In November 2015, St Mirren agreed a two-year sponsorship deal with Renfrewshire Council to rename the stadium as the Paisley 2021 Stadium. This was to promote Paisley's bid to become a UK City of Culture in 2021. In June 2018, the stadium was renamed as The Simple Digital Arena as part of a four-year deal with Glasgow-based IT firm Simple Digital Solutions.

In November 2020, the stadium was renamed The SMISA Stadium in reference to the St Mirren Independent Supporters Association. The gesture is designed to mark what will be the last season before the club becomes majority fan owned in 2021.

In July 2026, St Mirren agreed a three-year sponsorship deal with the club's official bus partners Marbill Coaches to rename the stadium as the Marbill Coaches Stadium.

==Construction==
St Mirren Park is built on a 12.5-acre site on Greenhill Road in the Ferguslie Park area of the town. The previously unused site is less than a mile from the club's former ground. Barr Construction were responsible for the design and construction of the stadium. Their design consisted of four grandstands with a total capacity of 8,023. The East Stand is the Main Stand. The North Stand is used by away fans. Larger away supports can also be seated in a section of the West Stand. The West Stand has the largest capacity of all the stands. Whilst the South Stand is the Family Stand.

- East Stand (Greenhill Road) – capacity 2,220. (Main Stand)
- West Stand (Craigielea Drive) – capacity 2,516. (2 sections for Away Stand Overspill or small away support)
- North Stand (Ferguslie Park Avenue) – capacity 1,633. (Away Stand)
- South Stand (Drums Avenue) – capacity 1,654. (Family Stand)

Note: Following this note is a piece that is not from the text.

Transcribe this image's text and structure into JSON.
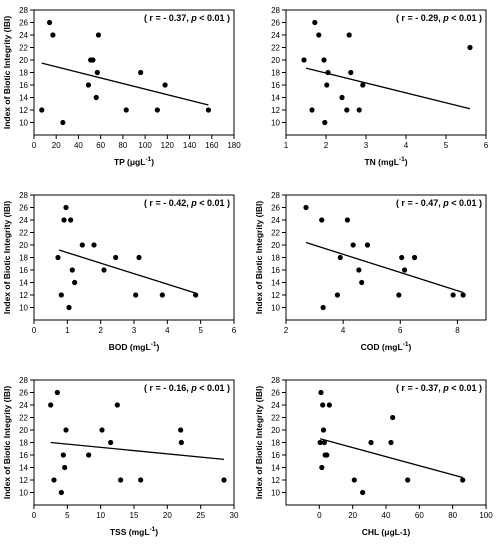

Since the stadium's construction, the capacity has been reduced to .

==Facilities==
On the outside of the stadium, promotional plaques have been constructed on the wall including fans names and loved ones. In the undercroft areas under each of the home support sections, large plaques dedicated to the members of the club's 'Hall of fame' have been erected by members of the supporters association and the website team, detailing player profiles and stats. Also, a 7-a-side pitch behind the North Stand is covered by the Airdome and can be hired by the public.

==Transport==
Paisley St James Railway Station, which is served by trains on the Inverclyde Line from Glasgow Central, is adjacent to St Mirren Park. Since the stadium opened, some supporters campaigned for the local transport authorities to rename the station to Paisley St Mirren. Following station improvements, the signage of the station was updated to read as "Paisley St James, alight here for St Mirren Park", as a compromise between supporter groups and the local transport regulators SPT. Paisley Gilmour Street is a 15-minute walk from St Mirren Park, but has a much more frequent service from Glasgow Central. The ground is very near to the M8 Motorway and is accessed via junction 29. Fans travelling from North Ayrshire can also access the ground via the A737 road. There is a car park at the stadium for permit holders, and street parking is also available.